We cannot ignore the fact that professionalisation cannot be decreed, imposed or
dictated. Yet, only a reformulation of the ITTC in accordance with the competencies
repository aforementioned, and a reorientation of the professional training design and
foundations prove to be necessary so as to attain the expected objectives. Also, is it
appropriate to affirm the need to rethink the question of the teaching practices quality which
represents an important issue for the future of higher education in order to prepare the
teaching profession?

An urgent need to enhance and optimize the ITT outcomes is increasingly recognized.
Thus, the ITTC should shift towards a model less based on academic preparation and more on
preparing professionals in host school settings with an appropriate balance between theory
and practice. With regard to this new framework, teacher-trainees get into classrooms earlier,
spend more time there, and benefit of more and better support in the process.

To attain an ITT quality, which systematically impacts on learners’ achievements;
thinking, acting and feeling, requires that the MNE training managers work with MHESR
training managers grain rather than across, eschewing a regulatory and bureaucratic approach.

At the outset, it should be noted that researches on teacher education are not numerous for several interrelated reasons, including the relatively small number of teacher-researchers in didactics of language-cultures. Yet, the joint-collaborative work of researchers and teacher trainers proves to be more than necessary for an appropriate preparation of the future teachers
of English.

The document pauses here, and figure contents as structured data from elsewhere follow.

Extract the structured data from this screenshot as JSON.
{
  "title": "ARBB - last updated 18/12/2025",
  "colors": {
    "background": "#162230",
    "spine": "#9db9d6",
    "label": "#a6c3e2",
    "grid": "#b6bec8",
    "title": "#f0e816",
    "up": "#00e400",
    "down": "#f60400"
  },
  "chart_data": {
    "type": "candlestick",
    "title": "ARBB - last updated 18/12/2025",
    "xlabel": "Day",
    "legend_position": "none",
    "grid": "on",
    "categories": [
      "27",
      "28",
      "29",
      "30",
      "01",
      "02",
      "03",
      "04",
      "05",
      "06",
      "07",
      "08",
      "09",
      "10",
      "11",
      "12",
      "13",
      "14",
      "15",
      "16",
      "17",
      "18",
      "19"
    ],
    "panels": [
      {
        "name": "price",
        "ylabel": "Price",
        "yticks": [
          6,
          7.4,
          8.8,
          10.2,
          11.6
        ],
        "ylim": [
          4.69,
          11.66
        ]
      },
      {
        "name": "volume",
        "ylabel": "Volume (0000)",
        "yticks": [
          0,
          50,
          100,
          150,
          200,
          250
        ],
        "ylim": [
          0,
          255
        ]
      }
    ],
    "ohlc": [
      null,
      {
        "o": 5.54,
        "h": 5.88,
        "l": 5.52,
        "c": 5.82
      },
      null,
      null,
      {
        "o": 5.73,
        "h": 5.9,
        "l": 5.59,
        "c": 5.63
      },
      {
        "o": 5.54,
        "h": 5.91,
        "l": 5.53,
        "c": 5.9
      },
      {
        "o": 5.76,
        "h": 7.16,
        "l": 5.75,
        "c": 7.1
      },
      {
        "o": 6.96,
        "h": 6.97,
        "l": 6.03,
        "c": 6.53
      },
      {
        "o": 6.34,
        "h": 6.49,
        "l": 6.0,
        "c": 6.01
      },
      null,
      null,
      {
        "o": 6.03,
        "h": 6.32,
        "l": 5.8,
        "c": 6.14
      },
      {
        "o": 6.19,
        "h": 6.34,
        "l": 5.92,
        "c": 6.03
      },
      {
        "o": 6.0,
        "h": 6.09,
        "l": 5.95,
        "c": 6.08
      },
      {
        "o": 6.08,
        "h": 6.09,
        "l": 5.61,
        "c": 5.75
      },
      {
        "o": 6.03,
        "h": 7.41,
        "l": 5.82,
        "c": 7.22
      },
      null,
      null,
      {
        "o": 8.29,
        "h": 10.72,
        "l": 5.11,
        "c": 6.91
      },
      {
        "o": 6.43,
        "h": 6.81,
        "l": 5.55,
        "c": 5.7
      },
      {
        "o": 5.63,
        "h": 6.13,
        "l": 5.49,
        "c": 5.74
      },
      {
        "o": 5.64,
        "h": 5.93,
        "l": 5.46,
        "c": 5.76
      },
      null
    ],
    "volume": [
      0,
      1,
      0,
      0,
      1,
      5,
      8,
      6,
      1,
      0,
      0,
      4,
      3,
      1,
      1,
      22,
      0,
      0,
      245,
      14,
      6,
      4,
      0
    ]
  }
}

The relationship and interaction between research and teaching should remain the
specificities of the training of teacher-trainees. In fact, the empirical research that focuses on classroom observations, learners and teachers activities is badly needed in Algeria. It will be too difficult to improve education quality without an insightful understanding of what occurs in the classroom space. More research on the teaching of English in schools and universities contributes undoubtedly to a research base for policy and curricula that are context sensitive (Rubin 1991, Holliday 1994). As a final note, to cope with the didactic issues that teachers, in their turn, should face, the IT should help the practitioners to take up an active role in the education system. To do so, the IT should take into account two essential elements, firstly, to ensure the teacher trainees’ shift from the learners’ status to the posture of the ones who help learners learn how to learn, to develop critical thinking, to self-access their learning. Yet, all these require an insightful knowledge of the learning strategies and methods. Secondly, the IT should help them learn how to systematically position themselves in a critical reflection on the efficacy of their classroom performance rather than being mere implementers of top-down decisions. They are required to develop high-skills helping them to question their practices and seek alternative solutions to multifarious daily hindrances.